If you are approaching this from the angle of top spring outfit ideas, eyewear is the detail that ties the palette together. A tortoiseshell frame against a tan linen shirt and a cream trouser is a complete colour story. A black square frame against a navy shirt is a different but equally complete one.
| Attribute | Aviator | Square / Rectangular |
|---|---|---|
| Lens shape | Teardrop, taller than wide | Flat-edged, wider than tall |
| Best face shapes | Round, oval, heart | Oval, oblong, round |
| Visual effect on face | Adds vertical length, softens angles | Adds horizontal definition, sharpens features |
| Default formality | Relaxed, continental | Structured, deliberate |
| Ideal occasions | Coastal, travel, outdoor lunch | City, smart-casual events, terrace dining |
| Frame material options | Metal most common, acetate available | Acetate most common, metal available |
Frequently asked questions
Can a man with a square jaw wear square sunglasses?
Yes, but the frame choice matters. A perfectly square frame on a strongly square jaw doubles the geometry and can look unintentional. Choose a rectangular frame, which is wider than it is tall, or a square frame with gently rounded corners. The Amber Brown Geometric Rectangular Sunglasses is a good example of a frame that reads as square without being rigidly so.
Are aviator sunglasses still considered timeless or are they dated?
Aviators are genuinely timeless in the same way a white Oxford shirt is timeless: they have been worn by well-dressed men for nearly ninety years and will continue to be. The risk of looking dated comes from choosing an aviator that is too large, too mirrored, or too associated with a specific trend moment. A clean, mid-size black or gold metal aviator with a gray or amber lens has no expiry date.
What is the difference between square and rectangular sunglasses?

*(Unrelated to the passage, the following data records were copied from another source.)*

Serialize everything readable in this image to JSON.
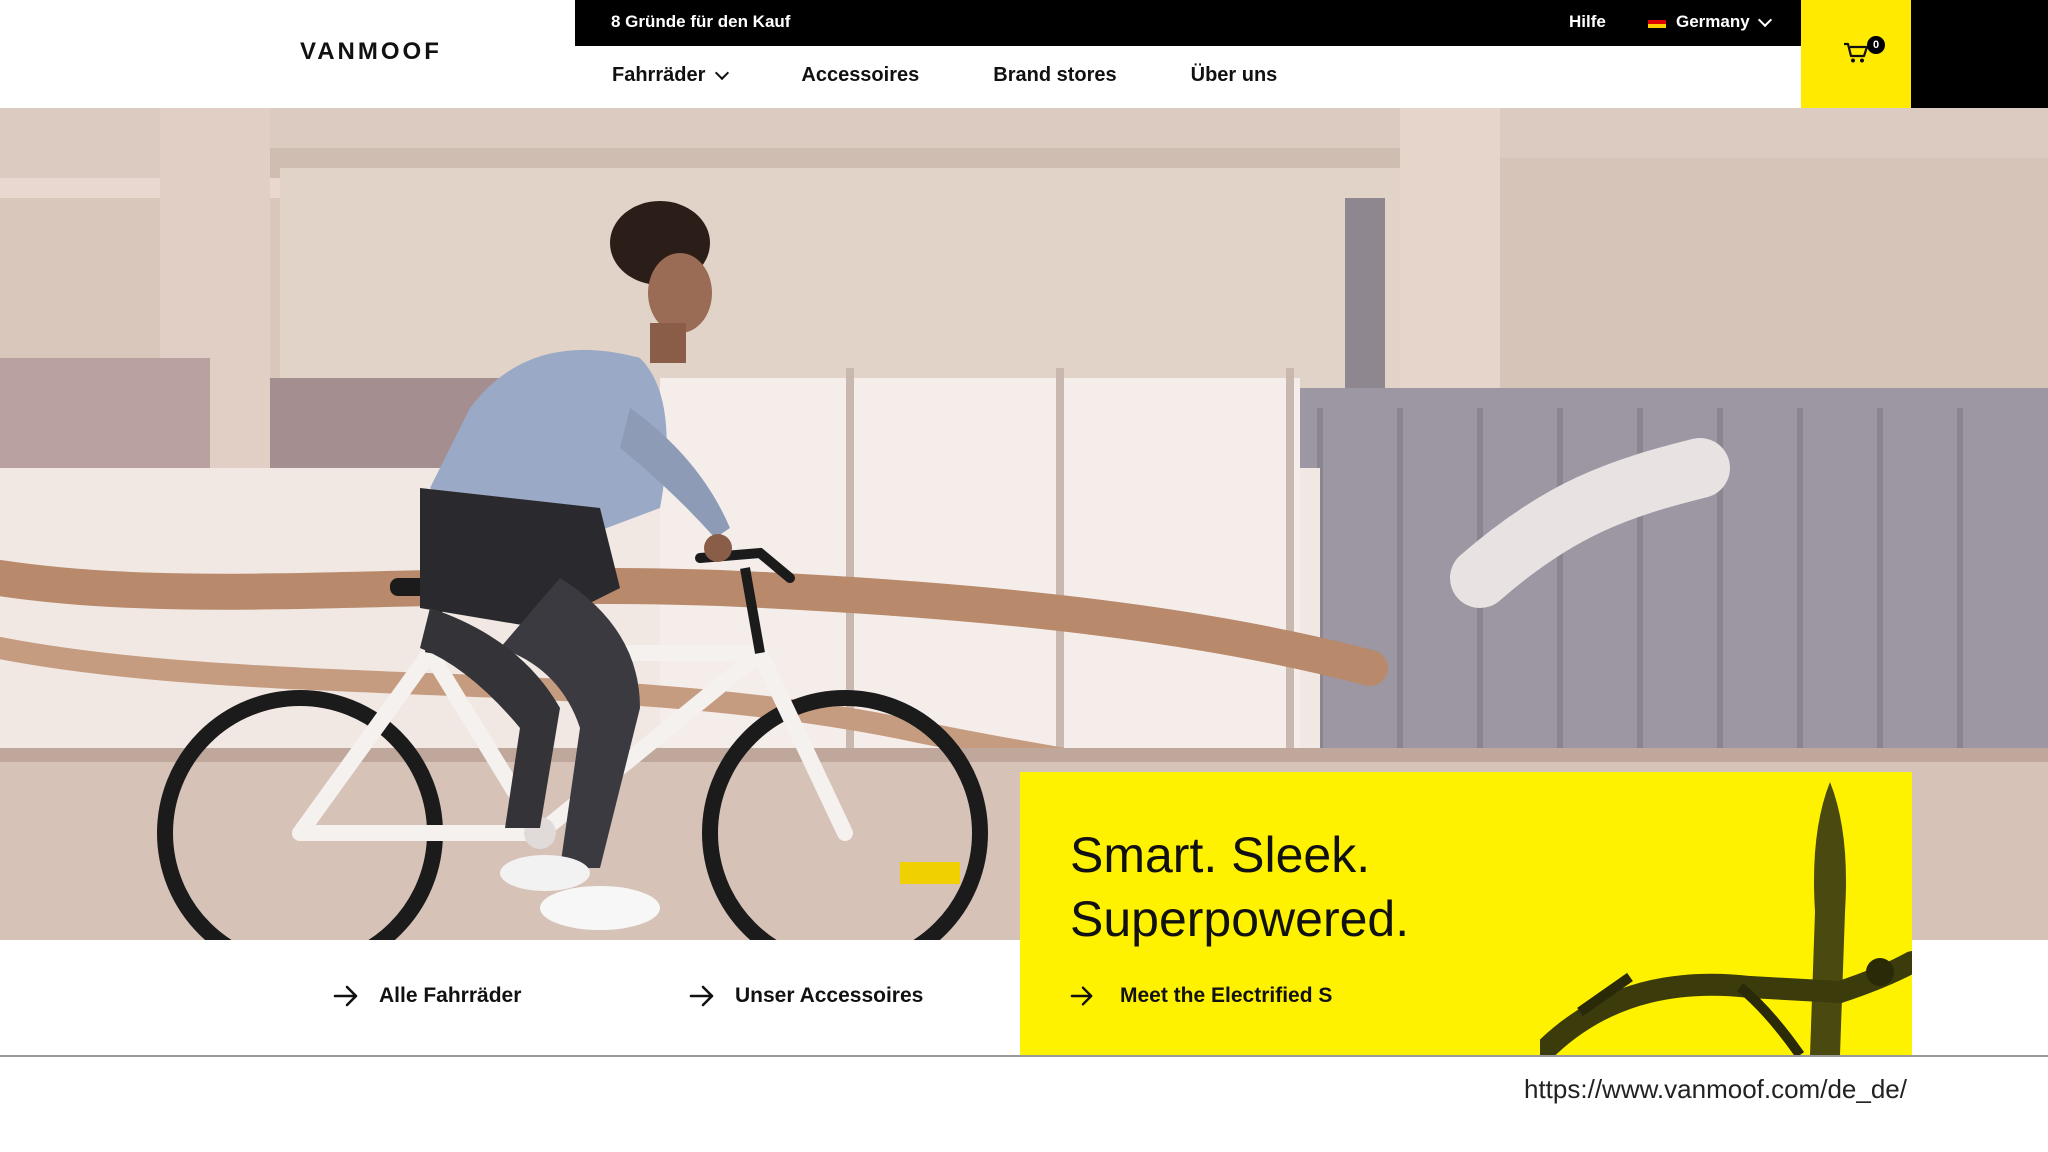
{
  "brand": {
    "logo_text": "VANMOOF"
  },
  "topbar": {
    "promo": "8 Gründe für den Kauf",
    "help": "Hilfe",
    "country": "Germany"
  },
  "nav": {
    "items": [
      {
        "label": "Fahrräder",
        "has_dropdown": true
      },
      {
        "label": "Accessoires"
      },
      {
        "label": "Brand stores"
      },
      {
        "label": "Über uns"
      }
    ]
  },
  "cart": {
    "count": "0"
  },
  "links": {
    "all_bikes": "Alle Fahrräder",
    "accessories": "Unser Accessoires"
  },
  "promo_card": {
    "line1": "Smart. Sleek.",
    "line2": "Superpowered.",
    "cta": "Meet the Electrified S"
  },
  "footer": {
    "url": "https://www.vanmoof.com/de_de/"
  },
  "colors": {
    "accent_yellow": "#fff200",
    "black": "#000000",
    "white": "#ffffff"
  }
}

Square frames have roughly equal height and width, creating a bold, symmetrical look. Rectangular frames are noticeably wider than they are tall, which produces a more horizontal, elongating effect. Rectangular frames are generally more flattering on a wider range of face shapes because they do not add height and width simultaneously. The Milano Black Square Sunglasses, Gray Gradient Tint sits at the squarer end; the Retro Black Amber Rectangular Sunglasses sits at the rectangular end.
How do I pair sunglasses with a linen outfit without looking too casual?
The frame finish does the work. A black acetate or metal frame with a neutral lens reads as considered even in a fully casual linen outfit. Avoid overly sporty details like thick rubber temple grips or mirrored lenses, which push the register toward athletic. A square frame with gold accents alongside a high count fine light blue linen shirt and tailored trousers reads as resort-smart rather than beach-casual.
Aviator or square, the frame you choose should do something useful for your face and read consistently with the rest of what you wear. The aviator elongates and softens; the square defines and structures. Neither is universally superior. A man with a round face and a relaxed summer wardrobe will likely reach for a square frame most often. A man with sharper features and a preference for coastal dressing will find the aviator more natural. If you are still deciding, browse the full men's sunglasses collection and consider both in the context of what you already own, because the right pair is the one that completes a wardrobe, not the one that arrives without a home.